誤りは選択肢5です。銅管は遊離炭酸の多い水には適しません。
「アルカリに侵されず」までは正しい記述です。裏返されるのは、いつも遊離炭酸のところです。
※ 問題文そのものは、公益財団法人 給水工事技術振興財団が公開している過去5年間の試験問題で確認できます。
正解:選択肢5
| 選択肢 | 正誤 | 解説 |
|---|---|---|
| 1 | ○(正しい) | ダクタイル鋳鉄管は、鋳鉄組織中の黒鉛が球状のため靱性に富み衝撃に強く、強度が大であり耐久性がある |
| 2 | ○(正しい) | 硬質ポリ塩化ビニル管は難燃性であるが、熱及び衝撃には比較的弱い |
| 3 | ○(正しい) | ステンレス鋼鋼管は、薄肉だが強度的に優れ、軽量化しているので取扱いが容易です |
| 4 | ○(正しい) | 波状ステンレス鋼管は、波状部において任意の角度を形成でき、継手が少なくてすむ等の配管施工の容易さを備えています |
| 5 | ×(誤り) | 銅管は遊離炭酸の多い水には適しません。「適している」とした点が誤りです |
銅管は、相手によって強さが変わります。
| 相手 | 銅管の強さ |
|---|---|
| アルカリ | 侵されない |
| 遊離炭酸が多い水 | 適さない |
「遊離炭酸の多い水にも適している」とした肢は、令和3年と令和5年に誤りとして出ています。裏返される場所は毎回ここです。
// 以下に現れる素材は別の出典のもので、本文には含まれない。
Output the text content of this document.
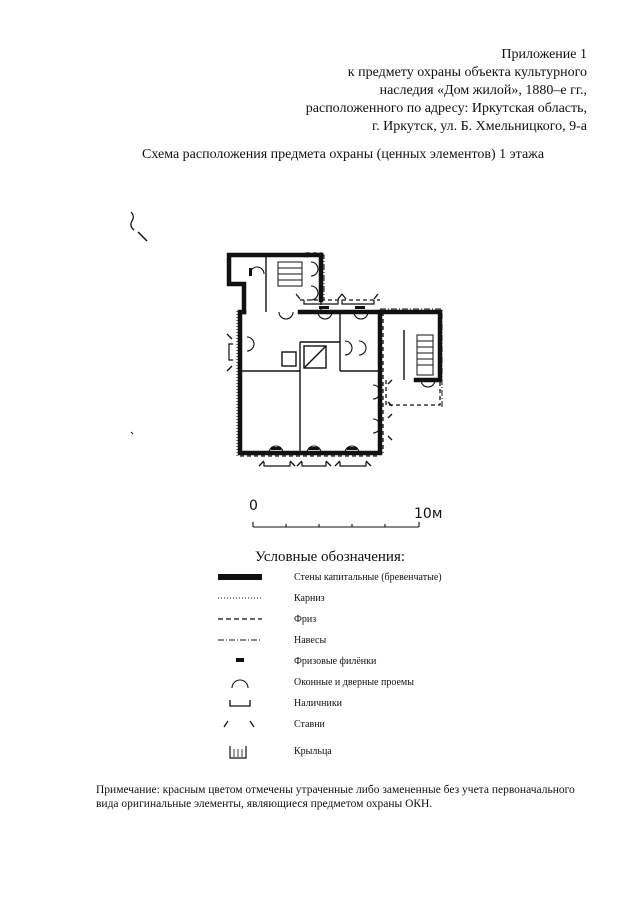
Приложение 1
к предмету охраны объекта культурного
наследия «Дом жилой», 1880–е гг.,
расположенного по адресу: Иркутская область,
г. Иркутск, ул. Б. Хмельницкого, 9-а
Схема расположения предмета охраны (ценных элементов) 1 этажа
0	10м
Условные обозначения:
Стены капитальные (бревенчатые)
Карниз
Фриз
Навесы
Фризовые филёнки
Оконные и дверные проемы
Наличники
Ставни
Крыльца
Примечание: красным цветом отмечены утраченные либо замененные без учета первоначального вида оригинальные элементы, являющиеся предметом охраны ОКН.
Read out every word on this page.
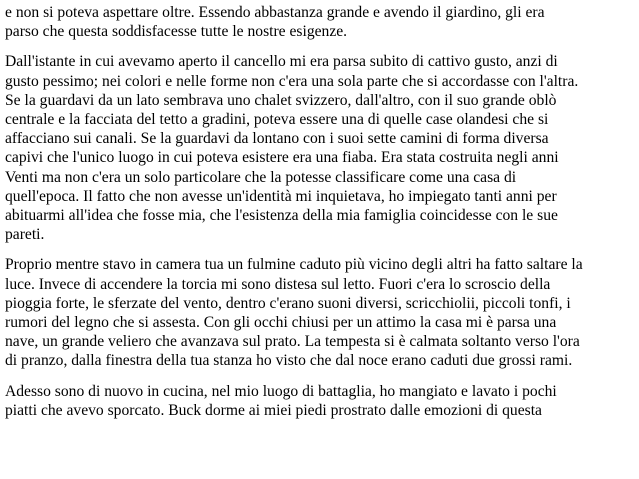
e non si poteva aspettare oltre. Essendo abbastanza grande e avendo il giardino, gli era
parso che questa soddisfacesse tutte le nostre esigenze.

Dall'istante in cui avevamo aperto il cancello mi era parsa subito di cattivo gusto, anzi di
gusto pessimo; nei colori e nelle forme non c'era una sola parte che si accordasse con l'altra.
Se la guardavi da un lato sembrava uno chalet svizzero, dall'altro, con il suo grande oblò
centrale e la facciata del tetto a gradini, poteva essere una di quelle case olandesi che si
affacciano sui canali. Se la guardavi da lontano con i suoi sette camini di forma diversa
capivi che l'unico luogo in cui poteva esistere era una fiaba. Era stata costruita negli anni
Venti ma non c'era un solo particolare che la potesse classificare come una casa di
quell'epoca. Il fatto che non avesse un'identità mi inquietava, ho impiegato tanti anni per
abituarmi all'idea che fosse mia, che l'esistenza della mia famiglia coincidesse con le sue
pareti.

Proprio mentre stavo in camera tua un fulmine caduto più vicino degli altri ha fatto saltare la
luce. Invece di accendere la torcia mi sono distesa sul letto. Fuori c'era lo scroscio della
pioggia forte, le sferzate del vento, dentro c'erano suoni diversi, scricchiolii, piccoli tonfi, i
rumori del legno che si assesta. Con gli occhi chiusi per un attimo la casa mi è parsa una
nave, un grande veliero che avanzava sul prato. La tempesta si è calmata soltanto verso l'ora
di pranzo, dalla finestra della tua stanza ho visto che dal noce erano caduti due grossi rami.

Adesso sono di nuovo in cucina, nel mio luogo di battaglia, ho mangiato e lavato i pochi
piatti che avevo sporcato. Buck dorme ai miei piedi prostrato dalle emozioni di questa
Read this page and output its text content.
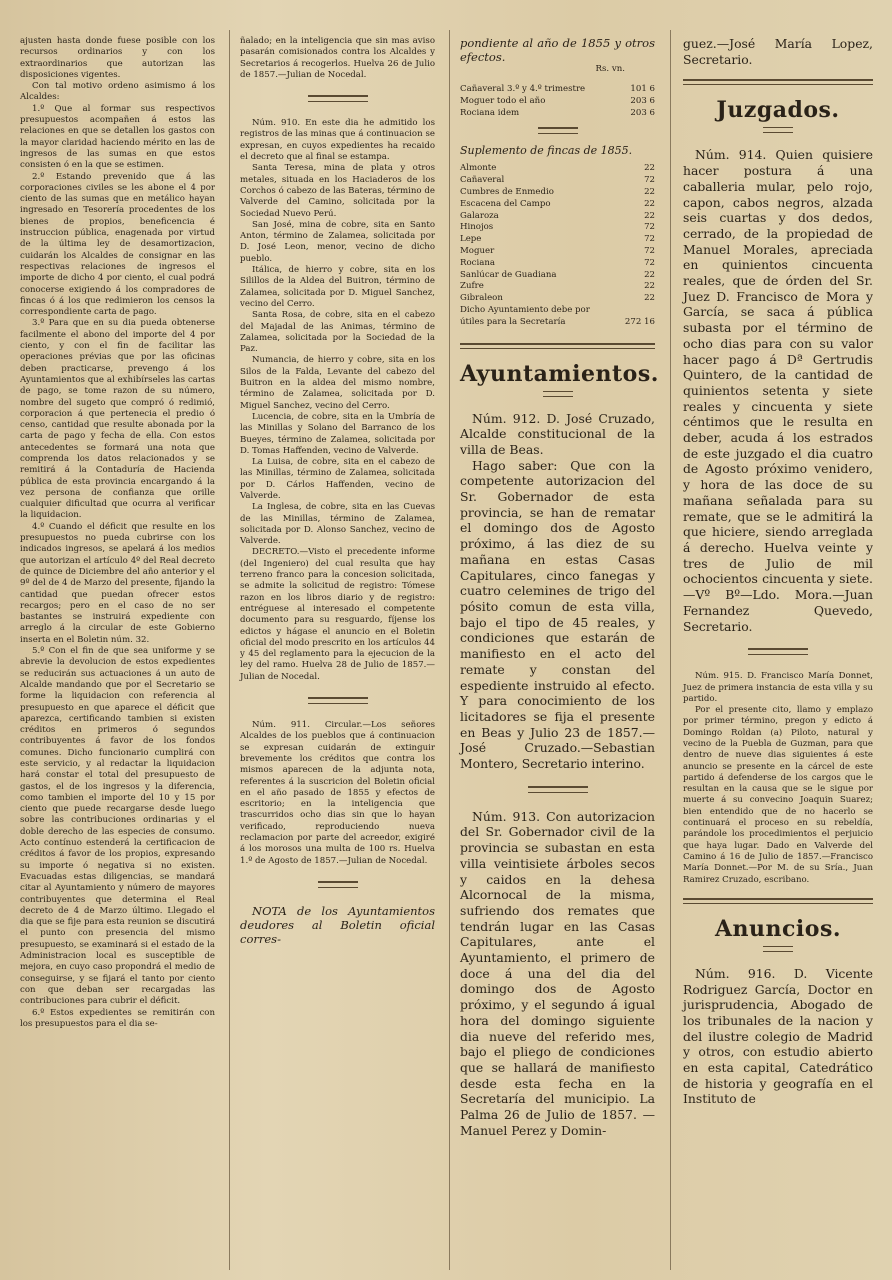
ajusten hasta donde fuese posible con los recursos ordinarios y con los extraordinarios que autorizan las disposiciones vigentes.

Con tal motivo ordeno asimismo á los Alcaldes:

1.º Que al formar sus respectivos presupuestos acompañen á estos las relaciones en que se detallen los gastos con la mayor claridad haciendo mérito en las de ingresos de las sumas en que estos consisten ó en la que se estimen.

2.º Estando prevenido que á las corporaciones civiles se les abone el 4 por ciento de las sumas que en metálico hayan ingresado en Tesorería procedentes de los bienes de propios, beneficencia é instruccion pública, enagenada por virtud de la última ley de desamortizacion, cuidarán los Alcaldes de consignar en las respectivas relaciones de ingresos el importe de dicho 4 por ciento, el cual podrá conocerse exigiendo á los compradores de fincas ó á los que redimieron los censos la correspondiente carta de pago.

3.º Para que en su dia pueda obtenerse facilmente el abono del importe del 4 por ciento, y con el fin de facilitar las operaciones prévias que por las oficinas deben practicarse, prevengo á los Ayuntamientos que al exhibírseles las cartas de pago, se tome razon de su número, nombre del sugeto que compró ó redimió, corporacion á que pertenecia el predio ó censo, cantidad que resulte abonada por la carta de pago y fecha de ella. Con estos antecedentes se formará una nota que comprenda los datos relacionados y se remitirá á la Contaduría de Hacienda pública de esta provincia encargando á la vez persona de confianza que orille cualquier dificultad que ocurra al verificar la liquidacion.

4.º Cuando el déficit que resulte en los presupuestos no pueda cubrirse con los indicados ingresos, se apelará á los medios que autorizan el artículo 4º del Real decreto de quince de Diciembre del año anterior y el 9º del de 4 de Marzo del presente, fijando la cantidad que puedan ofrecer estos recargos; pero en el caso de no ser bastantes se instruirá expediente con arreglo á la circular de este Gobierno inserta en el Boletin núm. 32.

5.º Con el fin de que sea uniforme y se abrevie la devolucion de estos expedientes se reducirán sus actuaciones á un auto de Alcalde mandando que por el Secretario se forme la liquidacion con referencia al presupuesto en que aparece el déficit que aparezca, certificando tambien si existen créditos en primeros ó segundos contribuyentes á favor de los fondos comunes. Dicho funcionario cumplirá con este servicio, y al redactar la liquidacion hará constar el total del presupuesto de gastos, el de los ingresos y la diferencia, como tambien el importe del 10 y 15 por ciento que puede recargarse desde luego sobre las contribuciones ordinarias y el doble derecho de las especies de consumo. Acto contínuo estenderá la certificacion de créditos á favor de los propios, expresando su importe ó negativa si no existen. Evacuadas estas diligencias, se mandará citar al Ayuntamiento y número de mayores contribuyentes que determina el Real decreto de 4 de Marzo último. Llegado el dia que se fije para esta reunion se discutirá el punto con presencia del mismo presupuesto, se examinará si el estado de la Administracion local es susceptible de mejora, en cuyo caso propondrá el medio de conseguirse, y se fijará el tanto por ciento con que deban ser recargadas las contribuciones para cubrir el déficit.

6.º Estos expedientes se remitirán con los presupuestos para el dia se-

ñalado; en la inteligencia que sin mas aviso pasarán comisionados contra los Alcaldes y Secretarios á recogerlos. Huelva 26 de Julio de 1857.—Julian de Nocedal.

Núm. 910. En este dia he admitido los registros de las minas que á continuacion se expresan, en cuyos expedientes ha recaido el decreto que al final se estampa.

Santa Teresa, mina de plata y otros metales, situada en los Haciaderos de los Corchos ó cabezo de las Bateras, término de Valverde del Camino, solicitada por la Sociedad Nuevo Perú.

San José, mina de cobre, sita en Santo Anton, término de Zalamea, solicitada por D. José Leon, menor, vecino de dicho pueblo.

Itálica, de hierro y cobre, sita en los Silillos de la Aldea del Buitron, término de Zalamea, solicitada por D. Miguel Sanchez, vecino del Cerro.

Santa Rosa, de cobre, sita en el cabezo del Majadal de las Animas, término de Zalamea, solicitada por la Sociedad de la Paz.

Numancia, de hierro y cobre, sita en los Silos de la Falda, Levante del cabezo del Buitron en la aldea del mismo nombre, término de Zalamea, solicitada por D. Miguel Sanchez, vecino del Cerro.

Lucencia, de cobre, sita en la Umbría de las Minillas y Solano del Barranco de los Bueyes, término de Zalamea, solicitada por D. Tomas Haffenden, vecino de Valverde.

La Luisa, de cobre, sita en el cabezo de las Minillas, término de Zalamea, solicitada por D. Cárlos Haffenden, vecino de Valverde.

La Inglesa, de cobre, sita en las Cuevas de las Minillas, término de Zalamea, solicitada por D. Alonso Sanchez, vecino de Valverde.

DECRETO.—Visto el precedente informe (del Ingeniero) del cual resulta que hay terreno franco para la concesion solicitada, se admite la solicitud de registro: Tómese razon en los libros diario y de registro: entréguese al interesado el competente documento para su resguardo, fíjense los edictos y hágase el anuncio en el Boletin oficial del modo prescrito en los artículos 44 y 45 del reglamento para la ejecucion de la ley del ramo. Huelva 28 de Julio de 1857.—Julian de Nocedal.

Núm. 911. Circular.—Los señores Alcaldes de los pueblos que á continuacion se expresan cuidarán de extinguir brevemente los créditos que contra los mismos aparecen de la adjunta nota, referentes á la suscricion del Boletin oficial en el año pasado de 1855 y efectos de escritorio; en la inteligencia que trascurridos ocho dias sin que lo hayan verificado, reproduciendo nueva reclamacion por parte del acreedor, exigiré á los morosos una multa de 100 rs. Huelva 1.º de Agosto de 1857.—Julian de Nocedal.

NOTA de los Ayuntamientos deudores al Boletin oficial corres-

pondiente al año de 1855 y otros efectos.

Rs. vn.
Cañaveral 3.º y 4.º trimestre	101 6
Moguer todo el año	203 6
Rociana idem	203 6

Suplemento de fincas de 1855.

Almonte	22
Cañaveral	72
Cumbres de Enmedio	22
Escacena del Campo	22
Galaroza	22
Hinojos	72
Lepe	72
Moguer	72
Rociana	72
Sanlúcar de Guadiana	22
Zufre	22
Gibraleon	22
Dicho Ayuntamiento debe por útiles para la Secretaría	272 16
Ayuntamientos.

Núm. 912. D. José Cruzado, Alcalde constitucional de la villa de Beas.

Hago saber: Que con la competente autorizacion del Sr. Gobernador de esta provincia, se han de rematar el domingo dos de Agosto próximo, á las diez de su mañana en estas Casas Capitulares, cinco fanegas y cuatro celemines de trigo del pósito comun de esta villa, bajo el tipo de 45 reales, y condiciones que estarán de manifiesto en el acto del remate y constan del espediente instruido al efecto. Y para conocimiento de los licitadores se fija el presente en Beas y Julio 23 de 1857.—José Cruzado.—Sebastian Montero, Secretario interino.

Núm. 913. Con autorizacion del Sr. Gobernador civil de la provincia se subastan en esta villa veintisiete árboles secos y caidos en la dehesa Alcornocal de la misma, sufriendo dos remates que tendrán lugar en las Casas Capitulares, ante el Ayuntamiento, el primero de doce á una del dia del domingo dos de Agosto próximo, y el segundo á igual hora del domingo siguiente dia nueve del referido mes, bajo el pliego de condiciones que se hallará de manifiesto desde esta fecha en la Secretaría del municipio. La Palma 26 de Julio de 1857. —Manuel Perez y Domin-

guez.—José María Lopez, Secretario.

Juzgados.

Núm. 914. Quien quisiere hacer postura á una caballeria mular, pelo rojo, capon, cabos negros, alzada seis cuartas y dos dedos, cerrado, de la propiedad de Manuel Morales, apreciada en quinientos cincuenta reales, que de órden del Sr. Juez D. Francisco de Mora y García, se saca á pública subasta por el término de ocho dias para con su valor hacer pago á Dª Gertrudis Quintero, de la cantidad de quinientos setenta y siete reales y cincuenta y siete céntimos que le resulta en deber, acuda á los estrados de este juzgado el dia cuatro de Agosto próximo venidero, y hora de las doce de su mañana señalada para su remate, que se le admitirá la que hiciere, siendo arreglada á derecho. Huelva veinte y tres de Julio de mil ochocientos cincuenta y siete.—Vº Bº—Ldo. Mora.—Juan Fernandez Quevedo, Secretario.

Núm. 915. D. Francisco María Donnet, Juez de primera instancia de esta villa y su partido.

Por el presente cito, llamo y emplazo por primer término, pregon y edicto á Domingo Roldan (a) Piloto, natural y vecino de la Puebla de Guzman, para que dentro de nueve dias siguientes á este anuncio se presente en la cárcel de este partido á defenderse de los cargos que le resultan en la causa que se le sigue por muerte á su convecino Joaquin Suarez; bien entendido que de no hacerlo se continuará el proceso en su rebeldía, parándole los procedimientos el perjuicio que haya lugar. Dado en Valverde del Camino á 16 de Julio de 1857.—Francisco María Donnet.—Por M. de su Sría., Juan Ramirez Cruzado, escribano.

Anuncios.

Núm. 916. D. Vicente Rodriguez García, Doctor en jurisprudencia, Abogado de los tribunales de la nacion y del ilustre colegio de Madrid y otros, con estudio abierto en esta capital, Catedrático de historia y geografía en el Instituto de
令和4年は「遊離炭酸が多い水には適さない」と正しく書かれていました。同じ論点が、正しい形と誤りの形の両方で出ます。
残る4つは、すべて正しい肢です。この年は裏返しが1か所だけでした。
| 管 | この年の書かれ方 | 別の年度で誤りにされた形 |
|---|---|---|
| ダクタイル鋳鉄管 | 黒鉛が球状→靱性に富み衝撃に強い | 靱性がなく衝撃に弱い(令和4年) |
| ステンレス鋼鋼管 | 薄肉だが強度的に優れる | 強度的には劣る(令和4年・令和6年) |
この2つは「理由は正しく書いて、そこから出る結論だけを裏返す」形で誤りにされます。この年はどちらも正しい向きで書かれています。
選択肢4の波状ステンレス鋼管は、波状部で任意の角度を形成できるのが特徴です。曲げられるので継手が少なくてすみます。
詳細は銅管とは?遊離炭酸が多い水に適さない理由と胴継ぎ25mmで扱っています。
銅管が適さないのはどんな水か。
遊離炭酸の多い水です。アルカリには侵されません。
ダクタイル鋳鉄管が衝撃に強い理由は。
鋳鉄組織中の黒鉛が球状だからです。靱性に富み、強度が大で耐久性があります。
ステンレス鋼鋼管は薄肉だと強度が落ちるか。
落ちません。薄肉でも強度的には優れています。